A ideia de que as rotinas são sempre algo de negativo é claramente abusiva. Quando elas nos apertam o peito, a respiração, os nervos, quando reduzem a capacidade de contemplação, impedem a quietude, amarguram o pensamento, matam o desejo, então as rotinas não prestam, não nos fazem falta nenhuma, não nos acrescentam nada, apenas nos vão derrubando e quebrando lentamente. Mas eu gosto de algumas rotinas, elas confortam-me, erguem-me, edificam-me, devolvem-me a sensibilidade.
Chego a casa, dispo-me do trabalho, descalço-me dos compromissos e entrego-me por inteiro a meia hora de puro prazer. Quando vou buscar as trelas, os meus cães acompanham os meus movimentos um a um, adivinham a sequência, os olhos dos meus cães são os olhos mais bonitos de todos os olhos, o brilho acende sóis no crepúsculo, clarifica aos sentidos.
Ponho o colete a um, sempre ao mesmo em primeiro lugar, ele já sabe, levanta a pata direita, depois vou atrás do outro, o mais novo já lá vai a caminho, espera por mim, abana o rabo.

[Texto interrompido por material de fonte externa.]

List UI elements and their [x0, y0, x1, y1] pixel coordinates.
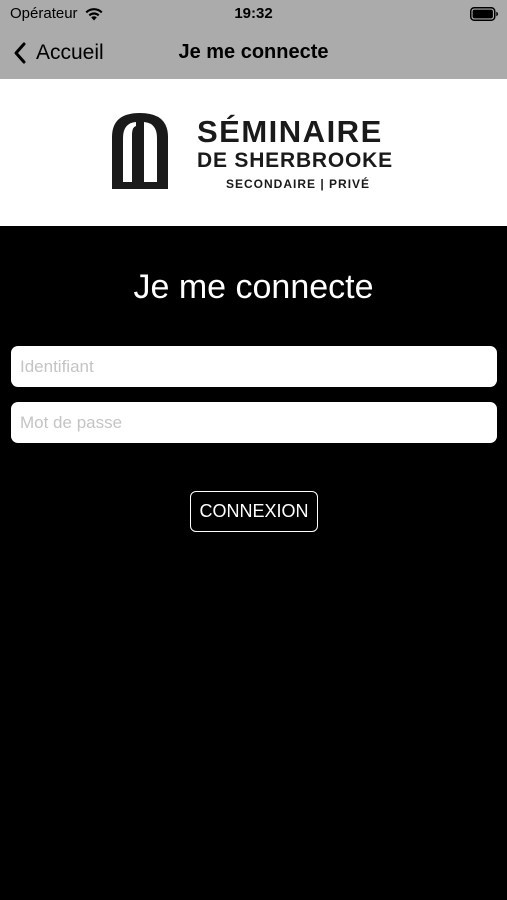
logo-name: SÉMINAIRE [197, 114, 383, 149]
school-logo-banner: SÉMINAIRE DE SHERBROOKE SECONDAIRE | PRI… [0, 79, 507, 226]
username-input[interactable] [11, 346, 497, 387]
battery-icon [470, 7, 498, 21]
status-time: 19:32 [234, 5, 273, 22]
logo-city: DE SHERBROOKE [197, 149, 393, 172]
status-bar: Opérateur 19:32 [0, 0, 507, 28]
arch-logo-icon [112, 113, 168, 189]
navigation-bar: Accueil Je me connecte [0, 28, 507, 79]
page-title: Je me connecte [133, 268, 374, 306]
logo-tagline: SECONDAIRE | PRIVÉ [226, 177, 371, 191]
connect-button[interactable]: CONNEXION [190, 491, 318, 532]
password-input[interactable] [11, 402, 497, 443]
nav-title: Je me connecte [178, 41, 329, 63]
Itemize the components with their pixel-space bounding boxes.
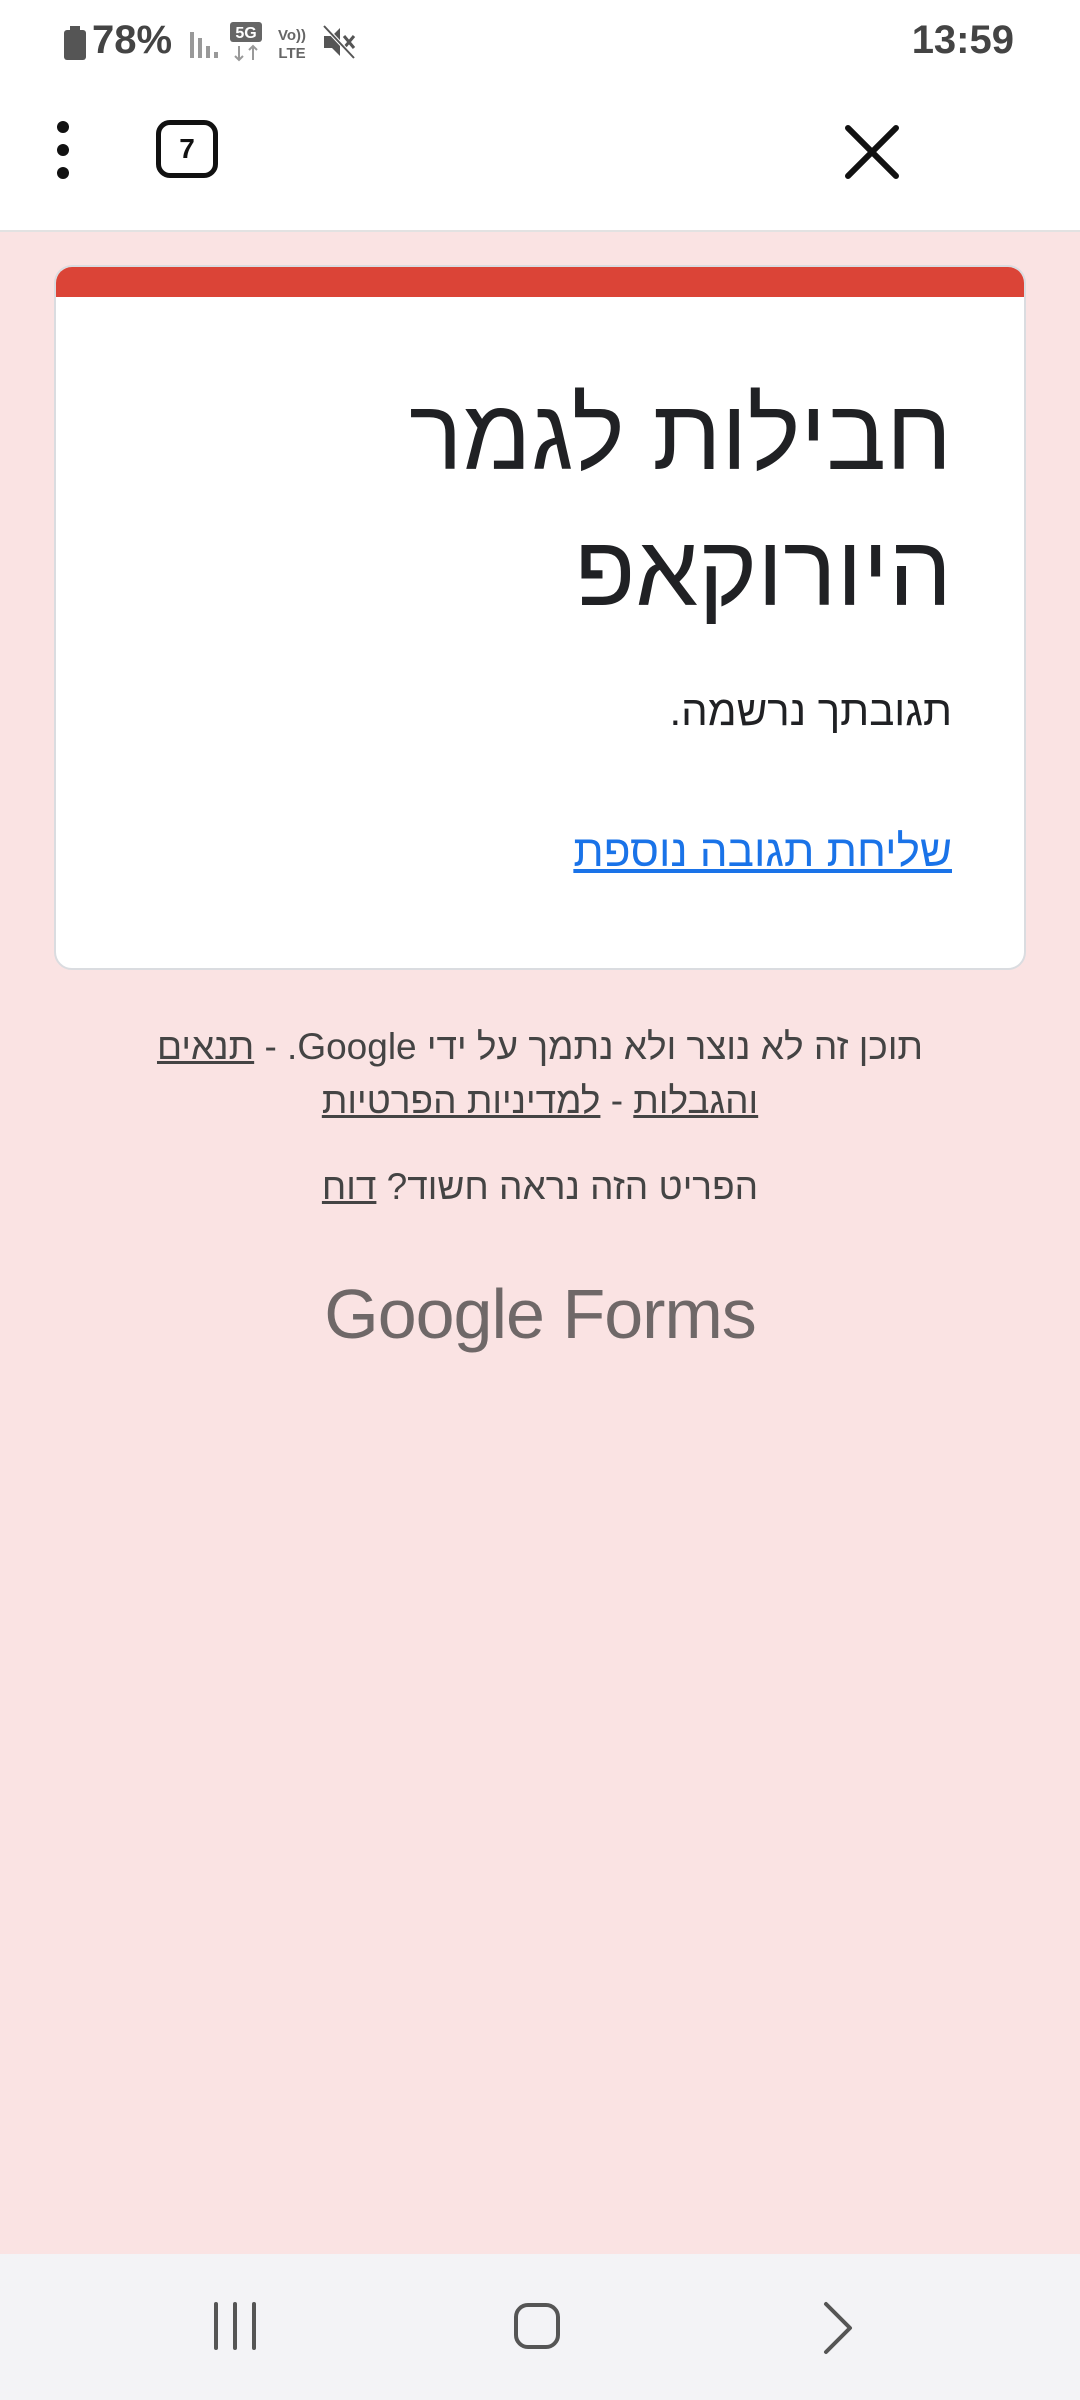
volte-label-bottom: LTE [278, 45, 305, 62]
disclaimer-separator: - [610, 1080, 624, 1121]
status-bar: 78% 5G Vo)) LTE 13:59 [0, 0, 1080, 88]
form-confirmation-card: חבילות לגמר היורוקאפ תגובתך נרשמה. שליחת… [54, 265, 1026, 970]
report-line: הפריט הזה נראה חשוד? דוח [100, 1166, 980, 1208]
home-icon[interactable] [512, 2300, 562, 2352]
battery-percentage: 78% [92, 18, 173, 62]
logo-google: Google [324, 1275, 545, 1353]
network-label: 5G [235, 25, 256, 42]
system-nav-bar [0, 2254, 1080, 2400]
privacy-link[interactable]: למדיניות הפרטיות [322, 1080, 601, 1121]
report-question: הפריט הזה נראה חשוד? [386, 1166, 759, 1207]
confirmation-message: תגובתך נרשמה. [669, 687, 952, 734]
logo-forms: Forms [562, 1275, 756, 1353]
google-forms-logo[interactable]: Google Forms [0, 1274, 1080, 1354]
clock: 13:59 [911, 18, 1014, 62]
browser-toolbar: 7 [0, 88, 1080, 232]
network-5g-icon: 5G [230, 22, 262, 62]
mute-icon [322, 24, 356, 60]
report-link[interactable]: דוח [322, 1166, 376, 1207]
disclaimer-text: תוכן זה לא נוצר ולא נתמך על ידי Google. … [264, 1026, 923, 1067]
recent-apps-icon[interactable] [210, 2300, 260, 2352]
tab-count: 7 [179, 133, 195, 164]
battery-icon [64, 26, 86, 60]
more-vert-icon[interactable] [40, 118, 86, 182]
volte-label-top: Vo)) [278, 27, 306, 44]
submit-another-response-link[interactable]: שליחת תגובה נוספת [573, 827, 952, 877]
volte-icon: Vo)) LTE [278, 27, 306, 62]
disclaimer: תוכן זה לא נוצר ולא נתמך על ידי Google. … [100, 1020, 980, 1128]
tab-switcher-icon[interactable]: 7 [156, 120, 218, 178]
back-icon[interactable] [820, 2300, 856, 2356]
signal-icon [190, 32, 218, 58]
form-title: חבילות לגמר היורוקאפ [409, 379, 952, 627]
close-icon[interactable] [842, 122, 902, 182]
card-accent-bar [56, 267, 1024, 297]
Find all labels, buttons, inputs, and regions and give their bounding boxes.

E depois lá vamos os três fazer um percurso de anos, as mesmas pedras, o mesmo pó, as mesmas pessoas, as mesmas ervas, as mesmas árvores, o mesmo horizonte, o mesmo silêncio, os mesmos ruídos, os mesmos sítios onde os cães param, os mesmos sítios onde os cães se apressam, as mesmas descidas, as mesmas subidas, a mesma distância, tudo tão igual, tudo tão repetitivo, tudo aparentemente tão aborrecido. Ao fim da tarde sou sempre mais feliz.